“The world was on fire and no one could save me but you”. So begins the iconic pop song – quietly and dramatically
– that saturates this exhibition. The song is Swiss artist Pipilotti Rist’s version of the melancholic 1989 love ballad Wicked Game by Chris Isaak. While Isaak croons steadily and maintains the tension on the beach in the original music video, Rist takes it a step further – into the water – in her more desperate interpretation in the now equally iconic 1996 video installation Sip My Ocean.
The unruliness of the ocean and of love – or, let’s just say, emotional life altogether – has been linked at least since antiquity, when Venus, the goddess of love in Western mythology, was famously born from the sea. In Pipilotti Rist’s work, we move up and down through the surface of the water – the symbolically and psychologically charged membrane between visible and invisible terrain.
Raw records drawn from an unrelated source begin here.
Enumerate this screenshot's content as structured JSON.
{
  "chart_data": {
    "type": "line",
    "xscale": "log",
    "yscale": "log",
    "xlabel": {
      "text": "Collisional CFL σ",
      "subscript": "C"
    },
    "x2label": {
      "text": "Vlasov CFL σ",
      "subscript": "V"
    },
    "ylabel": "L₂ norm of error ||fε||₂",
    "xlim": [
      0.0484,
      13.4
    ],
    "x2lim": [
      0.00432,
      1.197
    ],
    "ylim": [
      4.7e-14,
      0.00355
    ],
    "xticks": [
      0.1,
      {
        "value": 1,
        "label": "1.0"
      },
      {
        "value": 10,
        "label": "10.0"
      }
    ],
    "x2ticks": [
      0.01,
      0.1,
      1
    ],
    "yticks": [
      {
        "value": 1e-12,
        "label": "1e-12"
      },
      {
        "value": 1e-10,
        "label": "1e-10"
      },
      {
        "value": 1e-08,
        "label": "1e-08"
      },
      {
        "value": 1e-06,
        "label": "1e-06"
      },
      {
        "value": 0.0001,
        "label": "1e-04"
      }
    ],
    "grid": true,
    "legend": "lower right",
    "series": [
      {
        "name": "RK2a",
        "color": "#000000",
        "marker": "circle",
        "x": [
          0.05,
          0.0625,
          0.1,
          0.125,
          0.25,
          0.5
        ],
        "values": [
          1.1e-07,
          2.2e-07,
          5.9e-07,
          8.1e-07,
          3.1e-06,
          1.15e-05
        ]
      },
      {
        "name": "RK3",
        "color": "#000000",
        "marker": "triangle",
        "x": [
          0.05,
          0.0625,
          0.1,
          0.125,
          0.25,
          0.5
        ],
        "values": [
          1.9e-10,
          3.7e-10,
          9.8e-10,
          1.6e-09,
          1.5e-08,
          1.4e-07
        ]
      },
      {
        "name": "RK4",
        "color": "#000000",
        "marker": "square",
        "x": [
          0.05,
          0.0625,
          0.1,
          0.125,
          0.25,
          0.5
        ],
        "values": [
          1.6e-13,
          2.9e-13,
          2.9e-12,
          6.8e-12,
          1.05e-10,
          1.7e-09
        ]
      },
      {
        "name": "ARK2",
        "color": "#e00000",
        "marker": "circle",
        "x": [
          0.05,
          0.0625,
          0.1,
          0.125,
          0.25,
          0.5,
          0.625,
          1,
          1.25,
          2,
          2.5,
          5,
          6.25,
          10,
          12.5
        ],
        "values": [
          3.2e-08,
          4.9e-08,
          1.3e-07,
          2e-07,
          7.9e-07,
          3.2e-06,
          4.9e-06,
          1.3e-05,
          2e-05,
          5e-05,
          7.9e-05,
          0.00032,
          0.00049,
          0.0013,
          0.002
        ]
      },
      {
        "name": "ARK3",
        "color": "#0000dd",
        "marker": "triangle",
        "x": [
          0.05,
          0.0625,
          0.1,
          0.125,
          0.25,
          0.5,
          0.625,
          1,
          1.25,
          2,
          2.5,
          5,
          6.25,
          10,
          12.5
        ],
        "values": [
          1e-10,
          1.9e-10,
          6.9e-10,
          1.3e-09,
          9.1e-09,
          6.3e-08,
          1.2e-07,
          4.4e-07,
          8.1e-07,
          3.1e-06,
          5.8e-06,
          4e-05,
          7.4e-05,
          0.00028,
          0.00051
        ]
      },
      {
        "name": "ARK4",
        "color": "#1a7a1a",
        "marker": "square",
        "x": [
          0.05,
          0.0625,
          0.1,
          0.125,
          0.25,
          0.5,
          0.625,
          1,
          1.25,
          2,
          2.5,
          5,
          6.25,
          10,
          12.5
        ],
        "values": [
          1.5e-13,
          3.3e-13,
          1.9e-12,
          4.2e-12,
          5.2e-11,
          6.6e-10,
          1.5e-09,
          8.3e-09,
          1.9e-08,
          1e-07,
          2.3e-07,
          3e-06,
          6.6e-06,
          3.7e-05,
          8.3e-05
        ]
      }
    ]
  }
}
The video is filmed in relatively shallow water, but emotionally, it takes us into the deep end. “No, IIIIIII DON’T WANNA FALL IN LOVE!!!” The chorus of the song is structured as a classic ‘call and response’, in which the choir’s reply is repeated like a mantra: “This world is only gonna break your heart”. Heartbreaking. However, as the desperation increases through Rist’s reworking of the poppy readymade, it tips into a caricature of itself and becomes comical, only to end abruptly with the song’s tragically devastating final line: “Nobody loves no one…” The end. And then it starts all over again, in an endless loop.
When Pipilotti Rist created the work in 1996, she was reportedly not entirely sure whether a video installation of this kind would qualify as visual art, and whether she should consider herself a visual artist. When Maiken Bent encountered the work a few years later, it became the immediate inspiration for her to become an artist herself as soon as possible! In this exhibition, the two artists are brought together in a charged space and an intimate dialogue, grounded in that pivotal encounter and in the sea as an infinite mirror and reservoir for our existential questions.
In Sip My Ocean, two identical video sequences are mirrored in a corner, creating the effect of a colourful Rorschach plate in motion. Mirroring is also a fundamental principle and leitmotif in the exhibition’s three new works by Maiken Bent, all of which are based on familiar objects connected to water. Water-related objects and their broad symbolic scope are a consistent feature throughout Bent’s practice, where the sculptural starting point is always pre-existing objects sourced from hardware stores, sports shops, or marine equipment stores. The emotional potential of the everyday objects is analysed and released through subsequent adaptations and combinations with other objects, resulting in condensed statements where objects familiar to us and our bodies approach us anew with surprising psychological depth.
Two swimming pool ladders mirror each other like skeletal creatures rising proudly, yet dazed. Soft fenders in protective yet restrictive cages form a symmetrical pair on the wall, eyeing each other like scarred torsos, separated yet connected. An empty boat cradle is mirrored around its own axis on the floor, waiting, full of the absent narrative of a ship that has sailed away with someone.
In all the works, different parts are connected by hoses and chains that simultaneously form solid circuits and nervous entanglements. Each sculpture maintains a quiet yet dramatic tension between something upward-striving and buoyant, and something heavy and anchoring – with weights, carabiners, and unbreakable chains – precisely capturing the ambiguous zone around the surface of the water. The symmetrical, psychosomatic sculptural bodies lean into and away from each other, simultaneously dependent and independent. They can scream “No, I DON’T WANNA FALL IN LOVE!!!” as much as they want.